Trump should be granted the “full courtesy” of a state visit to the UK

Donald Trump should be granted the “full courtesy” of a state visit to the UK, the government has said in a statement sent to 1.8 million people who signed a petition against the invitation to the US president.

The petition, which is being considered for debate in parliament, called for Trump to be allowed to enter the UK but not be granted an official state visit “because it would cause embarrassment to Her Majesty the Queen”.

Trump was invited on a state visit to the UK by Theresa May as she visited Washington last month. Official invitations for such visits, which include meeting the royal family, are not usually extended to US presidents until several years into their terms.

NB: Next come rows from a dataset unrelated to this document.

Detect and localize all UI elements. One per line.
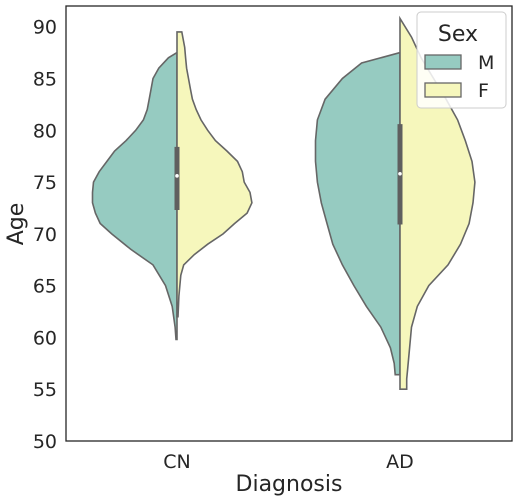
legend-label-f: F [478, 80, 489, 102]
y-tick-label: 65 [33, 276, 57, 298]
violin-half-ad-m [314, 51, 401, 376]
y-tick-label: 50 [33, 431, 57, 453]
x-axis-title: Diagnosis [236, 472, 343, 497]
plot-frame [65, 5, 513, 442]
legend-swatch-m [424, 54, 462, 70]
y-tick-label: 80 [33, 120, 57, 142]
y-axis-title: Age [4, 203, 29, 246]
legend-title: Sex [438, 22, 478, 47]
y-tick-label: 75 [33, 172, 57, 194]
violin-half-cn-m [91, 51, 178, 341]
violin-half-cn-f [176, 31, 253, 318]
y-tick-label: 60 [33, 327, 57, 349]
legend-label-m: M [478, 52, 494, 74]
y-tick-label: 85 [33, 69, 57, 91]
y-tick-labels: 50 55 60 65 70 75 80 85 90 [33, 17, 57, 453]
y-tick-label: 90 [33, 17, 57, 39]
median-point-ad [398, 171, 402, 176]
legend-items: MF [424, 52, 494, 102]
x-tick-labels: CN AD [163, 451, 414, 473]
legend: Sex MF [416, 11, 507, 109]
plot-marks [91, 15, 476, 390]
median-point-cn [175, 174, 179, 178]
y-tick-label: 55 [33, 379, 57, 401]
x-tick-label-ad: AD [386, 451, 414, 473]
x-tick-label-cn: CN [163, 451, 190, 473]
legend-swatch-f [424, 82, 462, 98]
y-tick-label: 70 [33, 224, 57, 246]
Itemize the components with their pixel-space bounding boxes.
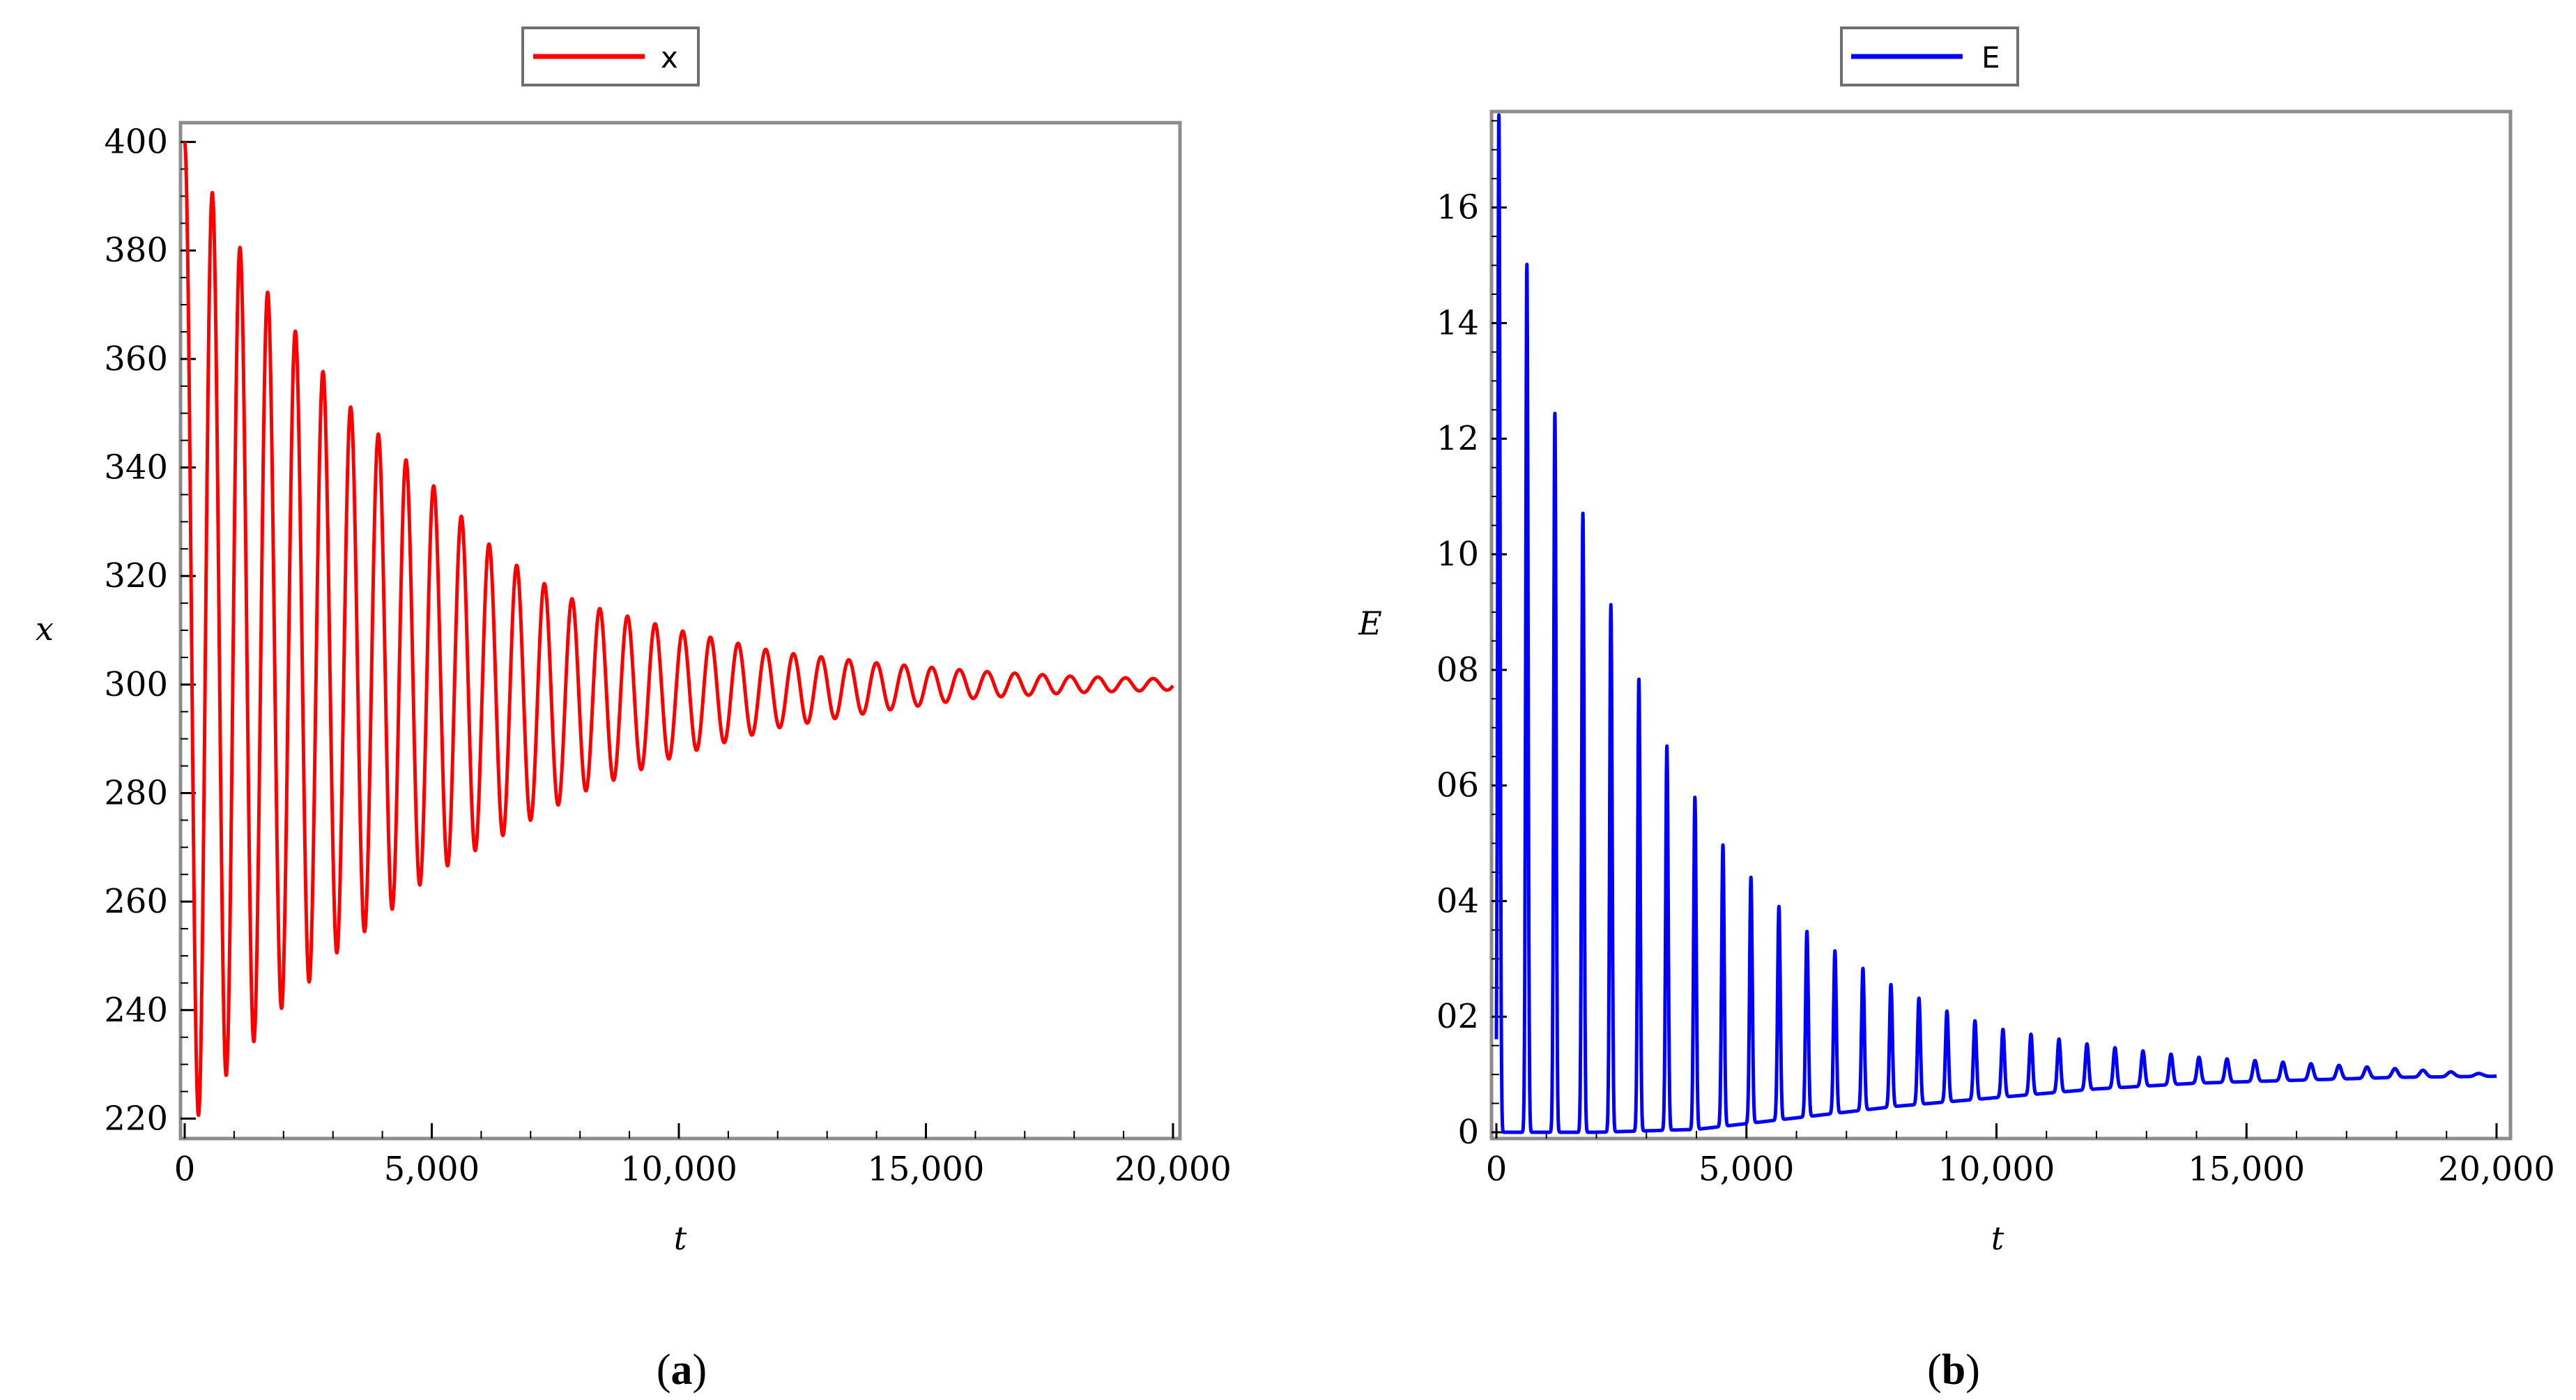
y-axis-label-b: E <box>1358 604 1382 642</box>
x-tick-label-b-2: 10,000 <box>1938 1150 2055 1189</box>
y-axis-label-a: x <box>36 610 54 648</box>
plot-frame-b <box>1489 109 2513 1141</box>
y-tick-label-a-4: 300 <box>104 665 168 704</box>
x-tick-label-a-1: 5,000 <box>384 1150 480 1189</box>
legend-a: x <box>521 26 700 86</box>
y-tick-label-a-5: 320 <box>104 556 168 595</box>
x-tick-label-b-4: 20,000 <box>2438 1150 2555 1189</box>
tick-labels-a: 0 5,000 10,000 15,000 20,000 220 240 260 280 300 3… <box>104 123 1232 1189</box>
y-tick-label-b-8: 16 <box>1436 188 1479 227</box>
x-tick-label-b-3: 15,000 <box>2188 1150 2305 1189</box>
caption-a-open: ( <box>657 1346 671 1394</box>
y-tick-label-b-4: 08 <box>1436 650 1479 690</box>
x-tick-label-b-1: 5,000 <box>1699 1150 1794 1189</box>
y-tick-label-a-1: 240 <box>104 991 168 1030</box>
legend-b: E <box>1840 26 2019 86</box>
legend-label-x: x <box>661 40 678 75</box>
x-tick-label-a-2: 10,000 <box>620 1150 737 1189</box>
y-tick-label-b-1: 02 <box>1436 997 1479 1036</box>
series-line-E <box>1494 113 2499 1134</box>
y-tick-label-a-6: 340 <box>104 448 168 487</box>
caption-b-letter: b <box>1942 1346 1965 1394</box>
x-axis-label-b: t <box>1991 1219 2004 1257</box>
caption-a-close: ) <box>693 1346 707 1394</box>
y-tick-label-b-2: 04 <box>1436 881 1479 920</box>
y-tick-label-a-2: 260 <box>104 882 168 921</box>
caption-a-letter: a <box>671 1346 693 1394</box>
y-tick-label-b-0: 0 <box>1457 1113 1479 1152</box>
x-tick-label-b-0: 0 <box>1486 1150 1508 1189</box>
caption-a: (a) <box>657 1346 707 1394</box>
caption-b-open: ( <box>1927 1346 1942 1394</box>
x-tick-label-a-3: 15,000 <box>868 1150 985 1189</box>
series-a <box>183 141 1175 1117</box>
x-axis-label-a: t <box>674 1219 687 1257</box>
y-tick-label-a-3: 280 <box>104 773 168 812</box>
y-tick-label-a-0: 220 <box>104 1099 168 1138</box>
panel-a: 0 5,000 10,000 15,000 20,000 220 240 260 280 300 3… <box>36 26 1232 1394</box>
y-tick-label-a-7: 360 <box>104 340 168 379</box>
y-tick-label-b-7: 14 <box>1436 303 1479 342</box>
series-b <box>1494 113 2499 1134</box>
y-tick-label-b-5: 10 <box>1436 535 1479 574</box>
y-tick-label-b-3: 06 <box>1436 766 1479 805</box>
caption-b-close: ) <box>1965 1346 1980 1394</box>
tick-labels-b: 0 5,000 10,000 15,000 20,000 0 02 04 06 08 10 12 14 1… <box>1436 188 2555 1189</box>
legend-label-E: E <box>1981 40 2000 75</box>
x-tick-label-a-4: 20,000 <box>1114 1150 1232 1189</box>
y-tick-label-a-9: 400 <box>104 123 168 162</box>
y-tick-label-b-6: 12 <box>1436 419 1479 458</box>
y-tick-label-a-8: 380 <box>104 231 168 270</box>
caption-b: (b) <box>1927 1346 1980 1394</box>
panel-b: 0 5,000 10,000 15,000 20,000 0 02 04 06 08 10 12 14 1… <box>1358 26 2555 1394</box>
plot-frame-a <box>178 121 1182 1141</box>
x-tick-label-a-0: 0 <box>174 1150 196 1189</box>
series-line-x <box>183 141 1175 1117</box>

In an email sent to petition signatories, the Foreign Office said the government “recognises the strong views expressed by the many signatories of this petition, but does not support this petition”.

Preparations would continue for the state visit, the statement said. “This invitation reflects the importance of the relationship between the United States of America and the United Kingdom. At this stage, final dates have not yet been agreed for the state visit.”


The visit has already been the subject of controversy in the House of Commons, after the Speaker, John Bercow, said he would refuse permission for Trump to address Westminster Hall because of parliament’s historic opposition to racisim and sexism.

Bercow’s remarks drew calls for him to quit from some Conservative backbenchers, and MP James Duddridge is collecting signatures for a vote of no confidence in the Speaker.

However, only a handful of Tory MPs have publicly supported plans to remove Bercow, including Andrew Bridgen, Karl McCartney, Daniel Kawczynski and Nadine Dorries.

On Friday, Westminster sources told the Guardian the government was seeking to avoid a snub by scheduling Trump’s visit for late August or September, when parliament would not be sitting. Officials are also said to be keen to reduce the president’s public exposure generally during the visit, in order to minimise the opportunities for protest.

The UK’s Stop Trump Coalition of anti-Trump MPs and activists included Owen Jones, who helped organise demonstrations against the president’s executive order, later overturned, banning entry to the US from seven Muslim-majority countries.


The group, backed by trade unions including Unison and celebrities such as singer Paloma Faith, says it is planning demonstrations on 20 February to coincide with the parliamentary debate on the state visit.

Unison’s general secretary, Dave Prentis, said: “There should be no open arms welcome for Donald Trump. Protecting him from the inevitable protesters will cost millions – something the cash-strapped UK can ill afford.”

Jones, a Guardian columnist, said: “Donald Trump’s state visit will be marked by the biggest protest against racism and hatred in our country’s history. It doesn’t matter where he goes. We will march in our millions against him, and our government’s collusion, in every town and city in Britain.”

Tim Farron, the Lib Dem leader, criticised the decision to reject the petition. “The desperation of this government knows no limits,” he said.

“Maintaining communication between the USA and UK is sensible, but rolling out the red carpet to a man who stands for everything that Britain doesn’t is disgusting. Millions of Brits have called for this visit not to happen, and millions more want nothing to do with a man intent on promoting sexism and racism in everything he does.”